Boa parte dos primeiros tuítes de muita gente que entrou na rede social em seus anos iniciais, lá entre 2006 e 2009, costumavam ser variações de uma mesma elucubração: “tentando entender esse tal de Twitter, risos.”
Vivíamos a ressaca após o auge do Orkut, o Flogão e suas variantes ainda estavam no ar e o Facebook começava a viver seu momento. A famigerada ‘rede do passarinho’, como gostavam de dizer os jornalistas pouco afeitos à internet, ainda era um lugar esquisito e pouco amistoso –bom, não mudou muita coisa.
Neste mês completo 15 anos de um relacionamento intenso e ininterrupto. Desde os primórdios, sempre foi minha rede social favorita. Deu uma nova dimensão às minhas obsessões e serviu também para dar vazão aos meus delírios. Nada muito grave.
Ainda que menor em tamanho e impacto publicitário em relação às outras redes, o Twitter se tornou um site incrivelmente relevante por conta do tipo de gente que se manifesta por lá. A interface simples, a timeline cronológica e o tempo real garantiram que artistas, políticos e mesmo jornalistas dessem um peso grande à plataforma em suas estratégias de comunicação. E também por alguns célebres derretimentos de reputação.
É a caixa de comentários da existência humana. E onde grandes comunidades são formadas em torno de ídolos e celebridades, é verdade, mas sobretudo ao redor de assuntos. O discurso de ódio e a ação de trolls e robôs são um problema em busca de soluções urgentes, mas os aspectos positivos ainda se sobressaem, na minha humilde opinião.
Com a aquisição ruidosa da empresa por Elon Musk, estamos todos voltando às questões que eram praxe 16 anos atrás: tentando, mais uma vez, entender o Twitter. Com seu jeitão extravagante, o bilionário transforma o choque de gestão em uma espécie de reality show tosco, com direito a rusgas com funcionários e anúncio de demissão via tuíte.
Uma das coisas mais curiosas é a ideia de misturar o selinho de verificado, que serve para fins muito específicos, com um pacote premium aleatório de serviços do site. O nome Twitter Blue remete ao Orkut Gold, um boato que garantia haver uma versão mais encorpada do saudoso site outrora favorito dos brasileiros.
Karl Marx escreveu que a história se repete como farsa, mas dessa vez é a farsa que se repete como história. Somos os primeiros internautas do pós-capitalismo.
Enquanto o novo dono vai tentando entender qual é a do passarinho, o passarinho observa de volta. “Se você olhar longamente para um Elon Musk, o Elon Musk também olha para dentro de você”. Como não se deixar contaminar pelo clima de insistente distopia que nos circunda nessa terceira década do século 21?
Lembro quando o limite de 140 caracteres dobrou para 280 e a princípio eu achei que seria o fim da minha rede social preferida.
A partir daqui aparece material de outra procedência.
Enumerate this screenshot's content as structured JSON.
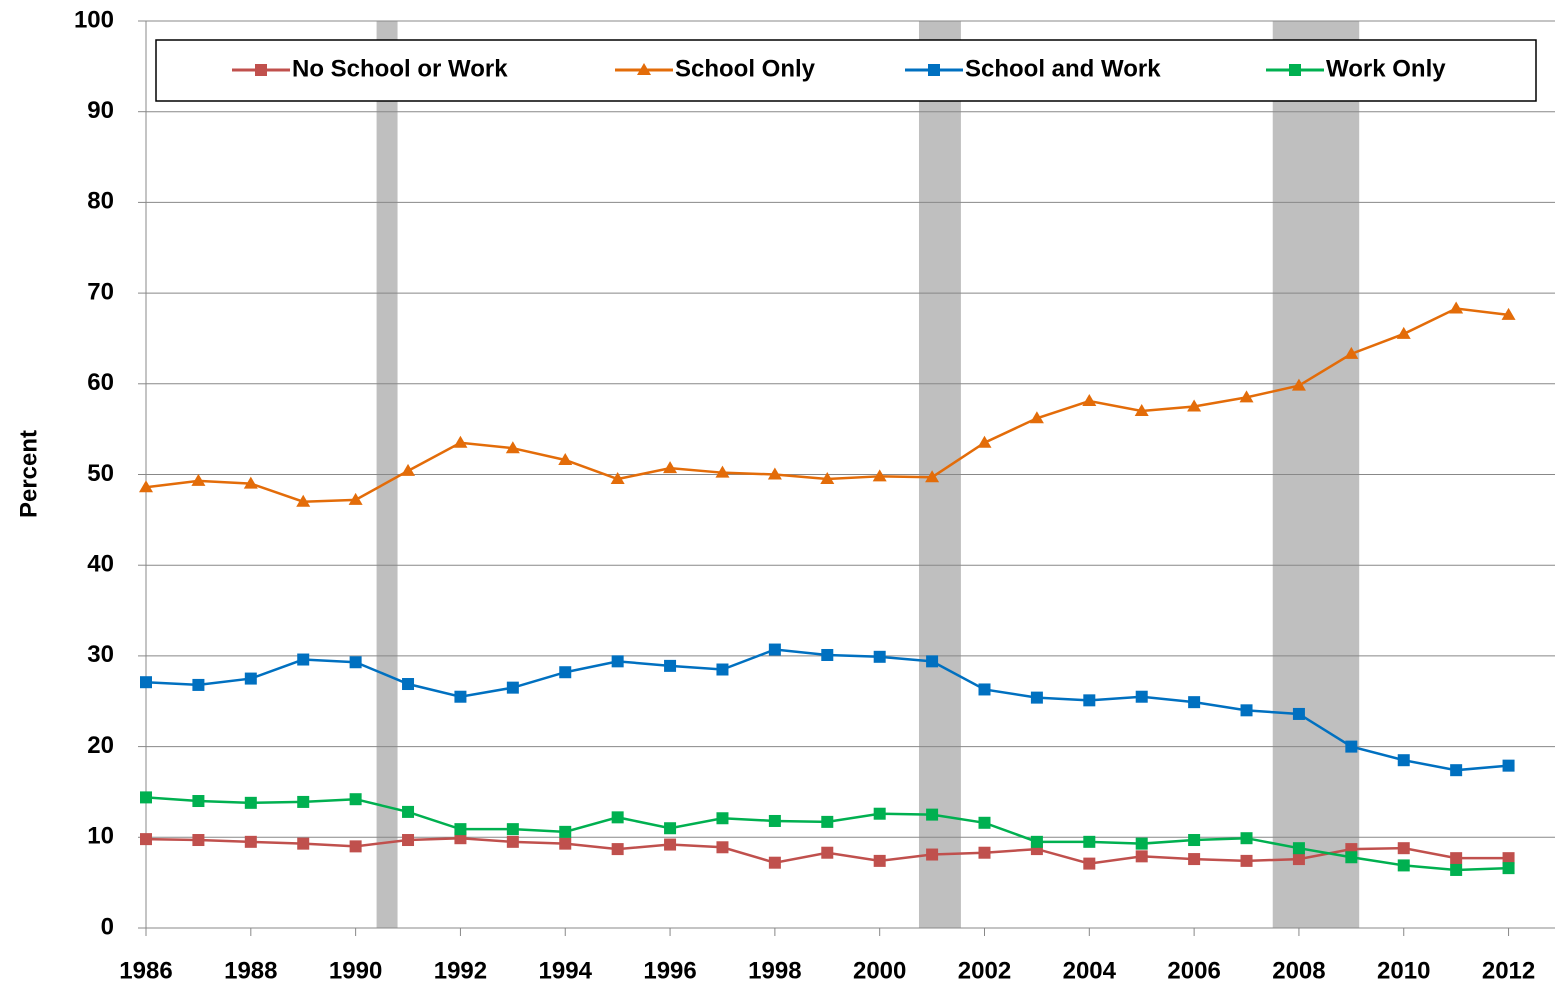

Também foi um choque anos antes, quando passaram a aceitar imagens e depois vídeos.
Tenho receio do que vem por aí, mas ao mesmo tempo imagino que daqui a algum tempo estaremos dando risada ao pensar nesse período esquisito. Na pior das hipóteses, daqui a mais alguns anos estaremos todos mortos.
Ainda assim, caso a empresa realmente vá à falência e o site saia do ar de maneira definitiva, lamento profundamente que minhas reflexões a respeito de A Dona do Pedaço não ficarão gravadas para a posteridade.
You have to lose
You have to learn how to die
If you want to want to be alive
(trecho de ‘War on War’, canção da banda Wilco)
Acredito que na melhor das hipóteses, estaremos mortos.